Der Oberste Gerichtshof hat am 24. Juni 2026 durch den Senatspräsidenten des Obersten Gerichtshofs Prof. Dr. Lässig als Vorsitzenden, die Hofrätin des Obersten Gerichtshofs Mag. Michel, den Hofrat des Obersten Gerichtshofs Dr. Oberressl und die Hofrätinnen des Obersten Gerichtshofs Dr. Brenner und Dr. Setz-Hummel LL.M. in Gegenwart des Schriftführers Richteramtsanwärter Mag. Wenda in der Strafsache gegen * K* wegen Verbrechen der Verleumdung nach § 297 Abs 1 zweiter Strafsatz StGB, AZ 80 Hv 58/25f des Landesgerichts Klagenfurt, über die Nichtigkeitsbeschwerde und die Berufung des Genannten gegen das Urteil des Oberlandesgerichts Graz als Berufungsgericht vom 28. April 2026, AZ 10 Bs 325/25g, nach Einsichtnahme der Generalprokuratur in die Akten in nichtöffentlicher Sitzung den
Beschluss
gefasst:
Die Nichtigkeitsbeschwerde und die Berufung werden zurückgewiesen.
Gründe:
[1] Mit dem angefochtenen Urteil entschied das Oberlandesgericht Graz über die vom Angeklagten und von der Staatsanwaltschaft gegen das Urteil des Landesgerichts Klagenfurt vom 17. September 2025, GZ 80 Hv 58/25f-19, erhobenen Berufungen.
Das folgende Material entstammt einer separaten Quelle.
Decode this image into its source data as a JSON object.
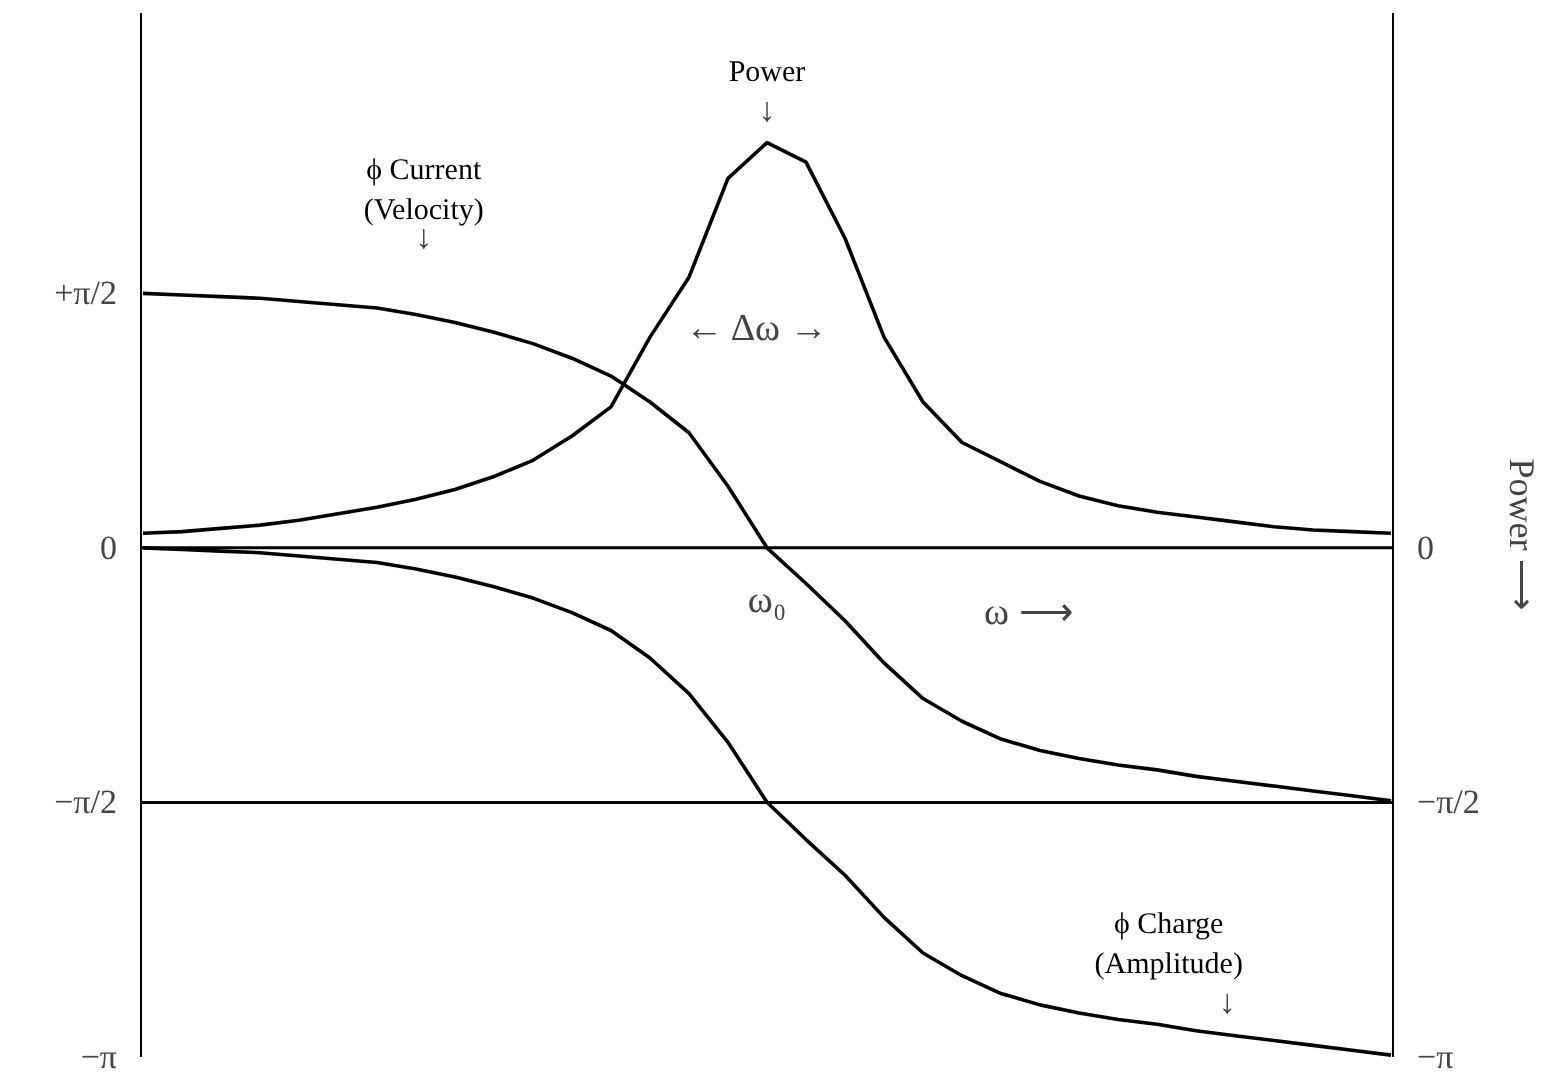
{
  "chart_data": {
    "type": "line",
    "categories": [
      null,
      null,
      null,
      null,
      null,
      null,
      null,
      null,
      null,
      null,
      null,
      null,
      null,
      null,
      null,
      null,
      null,
      null,
      null,
      null,
      null,
      null,
      null,
      null,
      null,
      null,
      null,
      null,
      null,
      null,
      null,
      null,
      null
    ],
    "series": [
      {
        "name": "Power",
        "color": "#000000",
        "values": [
          0.09,
          0.1,
          0.12,
          0.14,
          0.17,
          0.21,
          0.25,
          0.3,
          0.36,
          0.44,
          0.54,
          0.69,
          0.87,
          1.3,
          1.67,
          2.28,
          2.5,
          2.38,
          1.91,
          1.3,
          0.9,
          0.65,
          0.53,
          0.41,
          0.32,
          0.26,
          0.22,
          0.19,
          0.16,
          0.13,
          0.11,
          0.1,
          0.09
        ]
      },
      {
        "name": "ϕ Current (Velocity)",
        "color": "#000000",
        "values": [
          1.57,
          1.56,
          1.55,
          1.54,
          1.52,
          1.5,
          1.48,
          1.44,
          1.39,
          1.33,
          1.26,
          1.17,
          1.06,
          0.9,
          0.71,
          0.38,
          0,
          -0.22,
          -0.45,
          -0.71,
          -0.93,
          -1.07,
          -1.18,
          -1.25,
          -1.3,
          -1.34,
          -1.37,
          -1.41,
          -1.44,
          -1.47,
          -1.5,
          -1.53,
          -1.56
        ]
      },
      {
        "name": "ϕ Charge (Amplitude)",
        "color": "#000000",
        "values": [
          0,
          -0.01,
          -0.02,
          -0.03,
          -0.05,
          -0.07,
          -0.09,
          -0.13,
          -0.18,
          -0.24,
          -0.31,
          -0.4,
          -0.51,
          -0.68,
          -0.9,
          -1.2,
          -1.57,
          -1.8,
          -2.02,
          -2.28,
          -2.5,
          -2.64,
          -2.75,
          -2.82,
          -2.87,
          -2.91,
          -2.94,
          -2.98,
          -3.01,
          -3.04,
          -3.07,
          -3.1,
          -3.13
        ]
      }
    ],
    "ylim": [
      -3.1416,
      3.3
    ],
    "y2lim": [
      -3.1416,
      3.3
    ],
    "yticks": [
      {
        "value": 1.5708,
        "label": "+π/2"
      },
      {
        "value": 0,
        "label": "0"
      },
      {
        "value": -1.5708,
        "label": "−π/2"
      },
      {
        "value": -3.1416,
        "label": "−π"
      }
    ],
    "y2ticks": [
      {
        "value": 0,
        "label": "0"
      },
      {
        "value": -1.5708,
        "label": "−π/2"
      },
      {
        "value": -3.1416,
        "label": "−π"
      }
    ],
    "y2label": "Power ⟶",
    "tick_labels": "y",
    "grid": false,
    "line_style": "solid",
    "marker": "none",
    "ref_lines": [
      {
        "axis": "y",
        "value": 0,
        "color": "#000000"
      },
      {
        "axis": "y",
        "value": -1.5708,
        "color": "#000000"
      }
    ],
    "annotations": [
      "←  Δω  →",
      "ω₀",
      "ω ⟶",
      "↓",
      "↓",
      "↓"
    ]
  }
}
[2] Die dagegen erhobene „Nichtigkeitsbeschwerde (bzw. Berufung)“ des Verurteilten war zurückzuweisen, weil gegen Urteile der Oberlandesgerichte über eine an sie gelangte Berufung kein Rechtsmittel zulässig ist (§ 489 Abs 1 zweiter Satz StPO iVm § 479 StPO).